August 18, 1928, the defendants, at Nogales, Ariz., made their promissory note to Edwin K. Smith for $2,500, with interest at 8 per cent, per annum, payable to his order at Nogales on or before five years, and to secure the note gave a mortgage on Nogales realty.

*136 February 26, 1930, Edwin K. Smith died testate in Chicago, Illinois. In his will he named plaintiff as his executrix and on May 20, 1930, the will was probated in the superior court of Santa Cruz county, Arizona, and letters testamentary issued to her.

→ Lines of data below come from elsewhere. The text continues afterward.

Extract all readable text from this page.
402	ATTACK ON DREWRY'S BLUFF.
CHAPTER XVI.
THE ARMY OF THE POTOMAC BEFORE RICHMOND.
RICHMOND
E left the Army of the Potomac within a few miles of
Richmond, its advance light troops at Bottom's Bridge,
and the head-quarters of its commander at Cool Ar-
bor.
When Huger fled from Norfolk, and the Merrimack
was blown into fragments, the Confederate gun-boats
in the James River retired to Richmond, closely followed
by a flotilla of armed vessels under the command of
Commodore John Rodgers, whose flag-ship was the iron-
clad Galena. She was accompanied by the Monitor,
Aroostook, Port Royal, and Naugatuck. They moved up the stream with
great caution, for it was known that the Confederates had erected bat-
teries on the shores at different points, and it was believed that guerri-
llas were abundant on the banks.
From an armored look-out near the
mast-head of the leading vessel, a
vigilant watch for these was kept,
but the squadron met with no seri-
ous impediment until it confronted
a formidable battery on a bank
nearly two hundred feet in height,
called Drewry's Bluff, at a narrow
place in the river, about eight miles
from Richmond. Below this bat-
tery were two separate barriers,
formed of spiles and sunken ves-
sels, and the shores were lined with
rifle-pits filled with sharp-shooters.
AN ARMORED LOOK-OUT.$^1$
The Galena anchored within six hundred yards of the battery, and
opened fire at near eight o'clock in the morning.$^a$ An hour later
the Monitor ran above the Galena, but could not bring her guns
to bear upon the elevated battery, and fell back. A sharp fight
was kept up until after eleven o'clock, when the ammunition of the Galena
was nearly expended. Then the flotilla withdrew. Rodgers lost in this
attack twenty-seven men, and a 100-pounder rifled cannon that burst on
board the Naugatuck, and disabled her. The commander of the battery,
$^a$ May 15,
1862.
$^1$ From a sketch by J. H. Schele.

Later, the date not given, the will was probated in the probate court of Cook county, Illinois, and Hulet S. Terrill appointed administrator with the will annexed.

February 16, 1934, plaintiff commenced this action claiming a balance due on the note of $2,340, with interest at 8 per cent, from January 1,1930. Defendants answered that on September 7, 1933, there was unpaid on the note the sum of $1,438.58 and no more; that on that day they offered to pay same to plaintiff, but that plaintiff had refused to accept it. They aver they have been ever since able, willing, and ready to pay the note to the person lawfully entitled thereto, or into court if so ordered, but they allege that the note and mortgage were in the physical possession of said Terrill or his attorneys in Chicago at the time of filing the answer, and were there at the time of payee’s death, and that they are informed and believe that Terrill, as the personal representative of the deceased, is entitled to the payment of the note and mortgage.

The defendants prayed that Terrill and his attorneys be made parties to the action. This was done by an order of the court and substituted service was had on them, but none made any appearance in the action.

The court found that after Smith’s will was probated in Arizona and letters issued to plaintiff

‘ ‘ ancillary probate of said will was had in the Probate Court of Cook County, Illinois . . . that in said respective probate proceedings the domicile of said Edwin K. Smith at the time of his death was found by said Santa Cruz Court to be Santa Cruz County, Arizona, and by said Cook County Court to be Cook County, Illinois. ’ ’

*137 The court also found that the note and mortgage at the time of intestate’s death were in Chicago, and that they are now in the physical possession of Terrill or his attorneys in Chicago, who claim them as assets of the estate in Cook county. It was also found that at the time of his death Smith’s domicile was in Santa Cruz county, Arizona.

Upon these facts and the findings made by the court, judgment was entered in favor of plaintiff holding that the plaintiff, as executrix, is the owner and entitled to the possession of the note and mortgage and to collect and receive all moneys due or to become due thereon; that the defendant Terrill and his attorneys (enumerating them) had no right or interest in said paper or the money due thereon, and gave judgment to the plaintiff executrix for the sum of $1,438.58, with interest at 6 per cent, from date, and foreclosed the mortgage.

From such judgment the defendants Archie D. Smith and Ethel M. Smith have appealed.

There is one assignment only, and it is that the court erred in entering judgment for plaintiff executrix for the reason that the promissory note and mortgage were at the time of filing the complaint, and at all times thereafter, in the possession of the personal representative of the deceased in the state of Illinois as part of the assets of such estate in said state of Illinois. Defendants say such assignment is supported by the following proposition of law:

“The legal representative of the estate of a deceased person who physically possesses a promissory note payable to the decedent and a real property mortgage securing the same is entitled, to the exclusion of any other legal representative of such estate in other jurisdictions, to enforce and receive payment of such note, and discharge the same, irrespective of the priorities in the time of the appointments of such legal representatives, and notwithstanding the prior adjudica *138 lion by a court in a separate jurisdiction that the latter was the domicile of the decedent at his death. ’ ’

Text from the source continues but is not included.